ChallengesThere are three major challenges to this project: Curriculum Development, Technology Challenges, and Research Methods.

Curriculum Development: We are finalizing the development of a curriculum that involves a senior Astronomy professor who has agreed to completely change this course into one that is project based. Issues of coverage, project definition, project evaluation, overall grading, grading of an individual within a group, and overwhelming students are at the forefront of his mind. We have been working with him to re-conceive these issues within a constructionist framework. There have been significant challenges. We are interested in this issue both for immediate pragmatic reasons and for issues of scale. This course is taught with a group of 16 students. On typical semesters, the course would enroll 200. We are interested in scaling up the project to the typical 200 and then to other universities. These curricular issues are vital for this type of scale up.

Technology Challenges: The VRML 2.0 standard is only a few months old, the VRML editor is only a few months old with little documentation, and the IU CAVE has been on-line for 2 months. As such, this project represents a unique confluence of technologies that have been untested in a freshman level, science-classroom situation.

Research Methods: The Future Camp 97 experience has taught us a lot about research methods in this type of setting. We have two challenges. One is creating a procedure to handle large amounts of videotape data. We are developing an innovative method in which the WWW is used as a front-end to a RealVideo database for data reduction, coding, and reporting the qualitative data. From here, the data is mapped out as nodes that ultimately end up as a graph theoretic representation of the learning that took place.
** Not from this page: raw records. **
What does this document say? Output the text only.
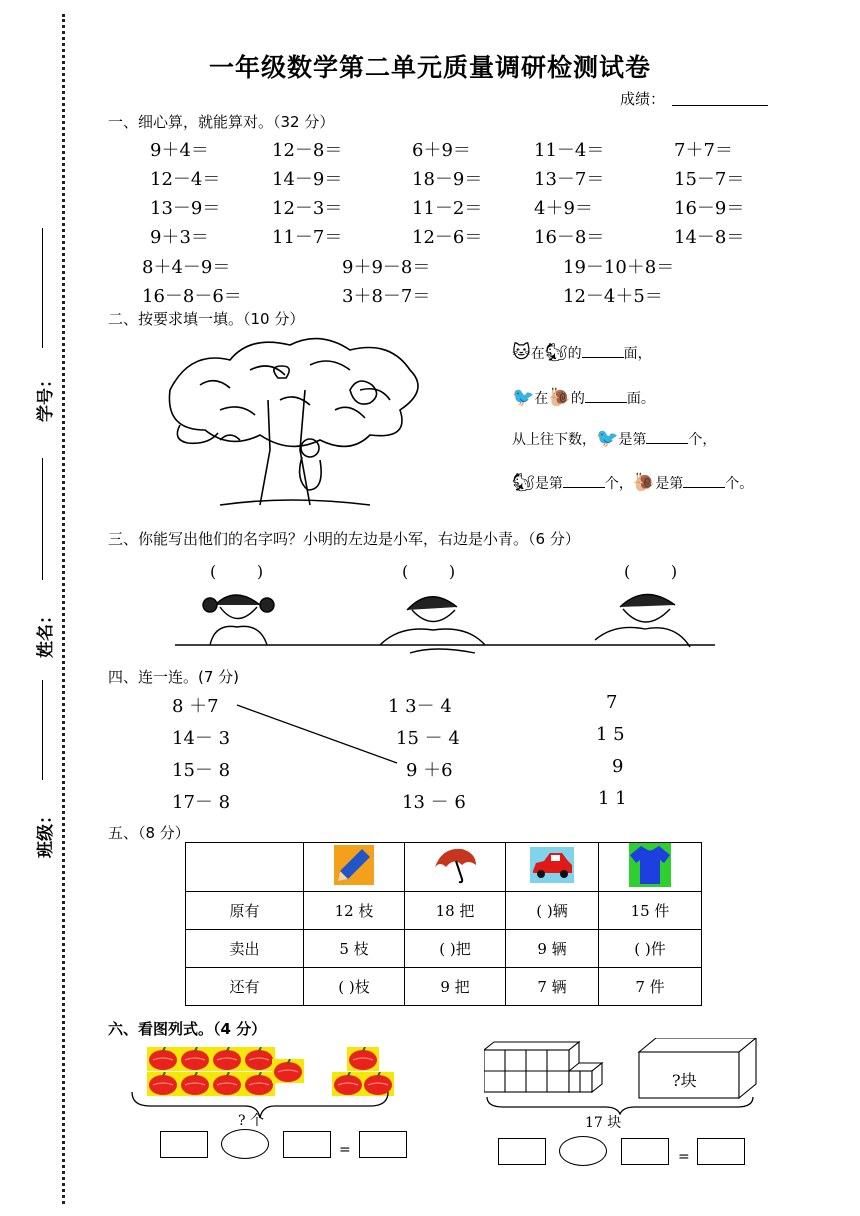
学号：
姓名：
班级：
一年级数学第二单元质量调研检测试卷
成绩：
一、细心算，就能算对。（32 分）
9＋4＝	12－8＝	6＋9＝	11－4＝	7＋7＝
12－4＝	14－9＝	18－9＝	13－7＝	15－7＝
13－9＝	12－3＝	11－2＝	4＋9＝	16－9＝
9＋3＝	11－7＝	12－6＝	16－8＝	14－8＝
8＋4－9＝	9＋9－8＝	19－10＋8＝
16－8－6＝	3＋8－7＝	12－4＋5＝
二、按要求填一填。（10 分）
🐱在🐿的	面，
🐦在🐌的	面。
从上往下数，🐦是第	个，
🐿是第	个，🐌是第	个。
三、你能写出他们的名字吗？小明的左边是小军，右边是小青。（6 分）
(        )	(        )	(        )
四、连一连。(7 分)
8 ＋7
14－ 3
15－ 8
17－ 8
1 3－ 4
15 － 4
9 ＋6
13 － 6
7
1 5
9
1 1
五、（8 分）

原有	12 枝	18 把	( )辆	15 件
卖出	5 枝	( )把	9 辆	( )件
还有	( )枝	9 把	7 辆	7 件
六、看图列式。（4 分）
? 个
=
?块
17 块
=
In addition to the actor networks, we are investigating the use of small-space analysis to develop "pictures' that represent the rich dynamics among learners, teachers, various resources, and the technology afforded within these project-based learning environments (Salomon, 1996).

PartnershipThe types of partnerships we are looking for can be looked at on two planes: intra-project and inter-project.

Intra-project Research Partnerships - Partnerships that directly relate to the VRSS.

Scaling the Project: We are interesting in identifying university partnerships with research and astronomy educators to take our project to other campuses and then conduct research on the process. LCD Interface: We will be constructing a LCD interface to the VRML editor in the near future based on our research findings with respect to where students need support in their developing understanding. We are interested in partners in several facets of this endeavor.

Research: We are interested in research methodologies that we may not have thought about that would illicit a better understanding of learning in these types of environments.

Technology Support: We are interesting in identifying any resources for using VRML and the CAVE.

Inter-project Research Partnerships - Partnerships with parallel interests

WWW Data Analysis Tool: We would be interested in sharing our ideas and developing tools with other projects. We are also interested in collaborations that would build robust and powerful tools for "virtual research teams."

Meta-Studies: We are interested in being a part of a meta-study that would bring a number of similar projects together and ask similar questions, using similar methods, about these types of environments.

CAVE: We are interested in identifying projects that would be appropriate for the educational use of the CAVE/Immersadesk at IU. There is a significant commitment to exploring the use of this technology for education. We need interest and powerful applications to make that commitment into a reality.